Sorry but just spent 2 hours looking for a Cl or CS around Tenby or Saundersfoot with easy access to coastal paths, town or pub and can't find anything interesting. Must allow dogs, have EHU and accomodate 29ft van. PLEASE reply if you know of anything. Not going til middle of June so no rush. Thank you. 
Chris


----------



## Ian-rapido (Mar 24, 2009)

The only one I can think of is "The Coppins"

Its in a small village just outside Tenby, pretty sure there is a pub there. However, the coat path is not close by. 

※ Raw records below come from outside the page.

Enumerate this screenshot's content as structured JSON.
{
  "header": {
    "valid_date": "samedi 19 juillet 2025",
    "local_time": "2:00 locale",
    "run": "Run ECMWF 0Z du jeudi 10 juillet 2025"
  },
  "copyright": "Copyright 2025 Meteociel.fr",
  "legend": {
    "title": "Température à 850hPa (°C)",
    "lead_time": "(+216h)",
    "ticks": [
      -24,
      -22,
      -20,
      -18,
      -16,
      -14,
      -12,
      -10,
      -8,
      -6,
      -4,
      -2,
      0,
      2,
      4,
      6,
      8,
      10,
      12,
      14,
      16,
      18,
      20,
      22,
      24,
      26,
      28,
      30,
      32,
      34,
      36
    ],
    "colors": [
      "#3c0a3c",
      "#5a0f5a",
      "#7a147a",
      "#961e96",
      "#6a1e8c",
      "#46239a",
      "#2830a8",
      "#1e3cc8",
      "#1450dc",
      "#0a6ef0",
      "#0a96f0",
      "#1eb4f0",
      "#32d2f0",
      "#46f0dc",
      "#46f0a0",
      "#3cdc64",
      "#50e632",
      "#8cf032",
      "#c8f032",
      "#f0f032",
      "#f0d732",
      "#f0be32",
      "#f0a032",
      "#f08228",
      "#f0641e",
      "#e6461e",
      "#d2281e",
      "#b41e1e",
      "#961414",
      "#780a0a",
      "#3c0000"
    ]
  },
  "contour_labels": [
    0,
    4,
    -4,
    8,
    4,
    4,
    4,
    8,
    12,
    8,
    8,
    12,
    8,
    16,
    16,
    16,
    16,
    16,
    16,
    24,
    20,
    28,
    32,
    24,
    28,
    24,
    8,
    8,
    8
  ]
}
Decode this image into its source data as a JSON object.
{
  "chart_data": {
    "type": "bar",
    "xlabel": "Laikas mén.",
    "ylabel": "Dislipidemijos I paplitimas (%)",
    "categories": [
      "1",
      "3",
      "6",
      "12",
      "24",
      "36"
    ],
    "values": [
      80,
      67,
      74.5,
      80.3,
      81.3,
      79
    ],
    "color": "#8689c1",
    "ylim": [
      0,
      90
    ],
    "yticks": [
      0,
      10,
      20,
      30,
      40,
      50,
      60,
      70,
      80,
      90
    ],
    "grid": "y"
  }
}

There is a commercial site called "Trevayne Farm" just outside Saundersfoot which has its own access to a stunning beach and coast path, not sure about a pub/restaurant though.

Ian


----------



## cleo (Nov 17, 2007)

Not a CL or CS but Wisemans Bridge is a short walk from Saundersfoot and I believe the Pub owns the campsite (or vice versa). And very close to the coast path. 

There are plenty of campsites that meet your criteria but not sure about 5 van sites.

Jill


----------



## travelsRus (Mar 1, 2007)

We would be happy on a campsite - just not bothered about paying extra for childrens facilities so if can recommend any campsites in the area would be very happy to hear about those as well. Thanks for replies.

Chris


----------



## mandyandandy (Oct 1, 2006)

Friends of ours have a caravan and they stay on the site at Wisemans bridge every year and have a great time, it is right on the edge of the water and set at the back of the pub.

We have been there and I am sure you can walk along the beach or footbpath into Saundersfoot. Lookinga at link they take dogs and you can walk into the village.

This should help

http://www.wisemansbridgeinn.co.uk/

http://www.wisemansbridgeinn.co.uk/touringcaravanstents.htm

Mandy


----------



## fishaway (Jan 13, 2008)

hi i wouldn't recommend going to wiseman's bridge in a 29 foot motorhome the road is narrow and quite steep there are lots of campsites in the area you could try merrixton farm 5 cl or if you are a member of ccc there are often holiday meets there with electric hook ups for about 80.lots of sites around that area


----------